Death Dinners, Part II: The Importance of Estate Planning
As we talked about last time, Death Dinners are growing in popularity, and we think they are a fabulous idea. It’s a way to “break the ice” when talking to your loved ones about your estate plan. Talking about death over dinner may not seem appetizing, but this idea came about because so many people avoid talking about the most unpleasant and certain event in life – and avoiding estate planning can cause chaos among surviving family members when someone dies.
It’s helpful to understand some basics about estate planning. A last will and testament or simply, a “will,” is the document that sets forth one’s wishes regarding assets and heirs following death. For those with minor children, a will addresses very important issues including the naming of a guardian to raise the kids and a trustee to manage their money until they reach the age at which they can own property without strings attached.
A living trust is commonly used as an alternative to, or in conjunction with, a will. Generally, trusts are more complex and expensive to create. One common motive for using a trust is to avoid the legal process of probate.

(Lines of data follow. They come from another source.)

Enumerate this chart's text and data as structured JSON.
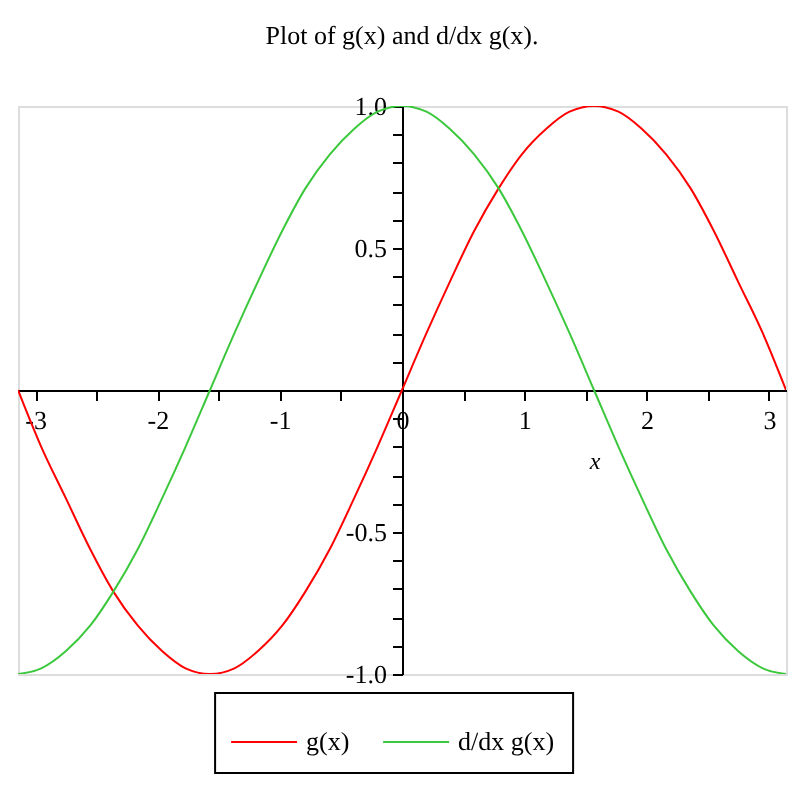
{
  "chart_data": {
    "type": "line",
    "title": "Plot of g(x) and d/dx g(x).",
    "xlabel": "x",
    "x": [
      -3.14,
      -2.95,
      -2.75,
      -2.55,
      -2.36,
      -2.16,
      -1.96,
      -1.77,
      -1.57,
      -1.37,
      -1.18,
      -0.98,
      -0.79,
      -0.59,
      -0.39,
      -0.2,
      0,
      0.2,
      0.39,
      0.59,
      0.79,
      0.98,
      1.18,
      1.37,
      1.57,
      1.77,
      1.96,
      2.16,
      2.36,
      2.55,
      2.75,
      2.95,
      3.14
    ],
    "series": [
      {
        "name": "g(x)",
        "color": "#ff0000",
        "values": [
          0,
          -0.2,
          -0.38,
          -0.56,
          -0.71,
          -0.83,
          -0.92,
          -0.98,
          -1,
          -0.98,
          -0.92,
          -0.83,
          -0.71,
          -0.56,
          -0.38,
          -0.2,
          0,
          0.2,
          0.38,
          0.56,
          0.71,
          0.83,
          0.92,
          0.98,
          1,
          0.98,
          0.92,
          0.83,
          0.71,
          0.56,
          0.38,
          0.2,
          0
        ]
      },
      {
        "name": "d/dx g(x)",
        "color": "#3cc83c",
        "values": [
          -1,
          -0.98,
          -0.92,
          -0.83,
          -0.71,
          -0.56,
          -0.38,
          -0.2,
          0,
          0.2,
          0.38,
          0.56,
          0.71,
          0.83,
          0.92,
          0.98,
          1,
          0.98,
          0.92,
          0.83,
          0.71,
          0.56,
          0.38,
          0.2,
          0,
          -0.2,
          -0.38,
          -0.56,
          -0.71,
          -0.83,
          -0.92,
          -0.98,
          -1
        ]
      }
    ],
    "xlim": [
      -3.14,
      3.14
    ],
    "ylim": [
      -1,
      1
    ],
    "xticks": [
      -3,
      {
        "value": -2.5,
        "label": null
      },
      -2,
      {
        "value": -1.5,
        "label": null
      },
      -1,
      {
        "value": -0.5,
        "label": null
      },
      0,
      {
        "value": 0.5,
        "label": null
      },
      1,
      {
        "value": 1.5,
        "label": null
      },
      2,
      {
        "value": 2.5,
        "label": null
      },
      3
    ],
    "yticks": [
      {
        "value": -1,
        "label": "-1.0"
      },
      {
        "value": -0.9,
        "label": null
      },
      {
        "value": -0.8,
        "label": null
      },
      {
        "value": -0.7,
        "label": null
      },
      {
        "value": -0.6,
        "label": null
      },
      {
        "value": -0.5,
        "label": "-0.5"
      },
      {
        "value": -0.4,
        "label": null
      },
      {
        "value": -0.3,
        "label": null
      },
      {
        "value": -0.2,
        "label": null
      },
      {
        "value": -0.1,
        "label": null
      },
      {
        "value": 0.1,
        "label": null
      },
      {
        "value": 0.2,
        "label": null
      },
      {
        "value": 0.3,
        "label": null
      },
      {
        "value": 0.4,
        "label": null
      },
      {
        "value": 0.5,
        "label": "0.5"
      },
      {
        "value": 0.6,
        "label": null
      },
      {
        "value": 0.7,
        "label": null
      },
      {
        "value": 0.8,
        "label": null
      },
      {
        "value": 0.9,
        "label": null
      },
      {
        "value": 1,
        "label": "1.0"
      }
    ],
    "legend": "bottom"
  }
}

Estate plans should not be considered “off the rack” purchases and should be carefully tailored to meet the needs of the family according to all their specific circumstances and budgetary concerns.
Frequently confused with a last will and testament is the “living will.” The living will is a much narrower document delegating the right to make hard end of life decisions such as to “pull the plug” and discontinue life support under certain circumstances when there is no reasonable hope of recovery. Similar to a living will, but for conditions not reaching that level of severity, we use a “health care surrogate” or “advanced healthcare directive.” A power of attorney may cover many situations as narrowly or broadly as desired when a person wants to delegate the authority to make a variety of decisions. In Florida, a power of attorney can no longer be considered “springing,” meaning it would take effect after a determination of incapacity.

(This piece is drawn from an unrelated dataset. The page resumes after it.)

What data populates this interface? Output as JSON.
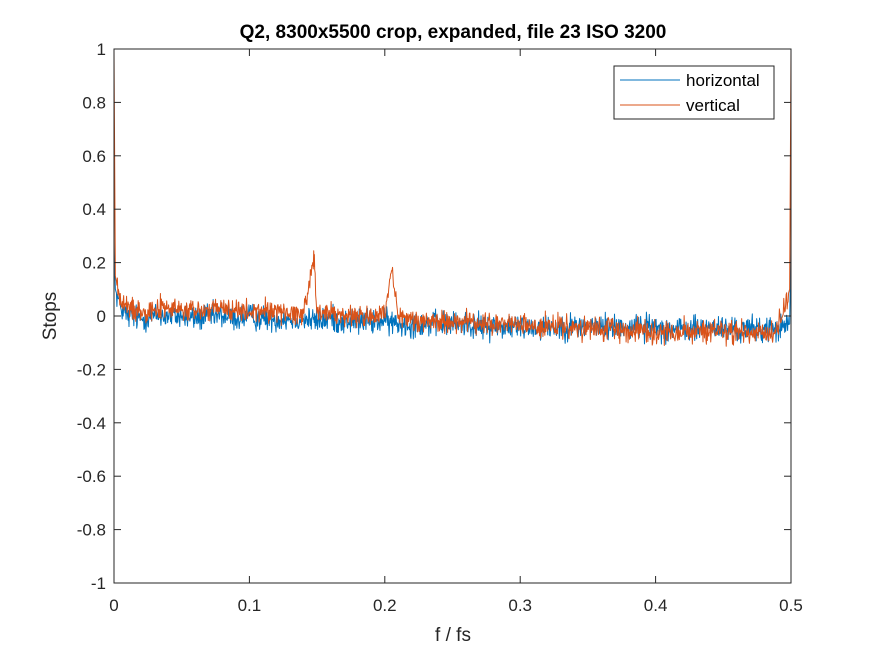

Though these documents are important and useful for virtually anyone, unmarried couples should take special note of the need to spell out their wishes, as the legal protections of marriage do not apply.
At Barrister Law Firm, we urge all families to confront the reality of death and serious disability while its members remain alive and healthy, even if it takes a Death Dinner to accomplish this important task. And remember, for your Death Dinner be sure to bring all of the legal names, addresses and contact information for anyone you want to include in your estate plan.We welcome feedback from our clients and the public as to how we can help spread the gospel of preparation and add value to this important discussion.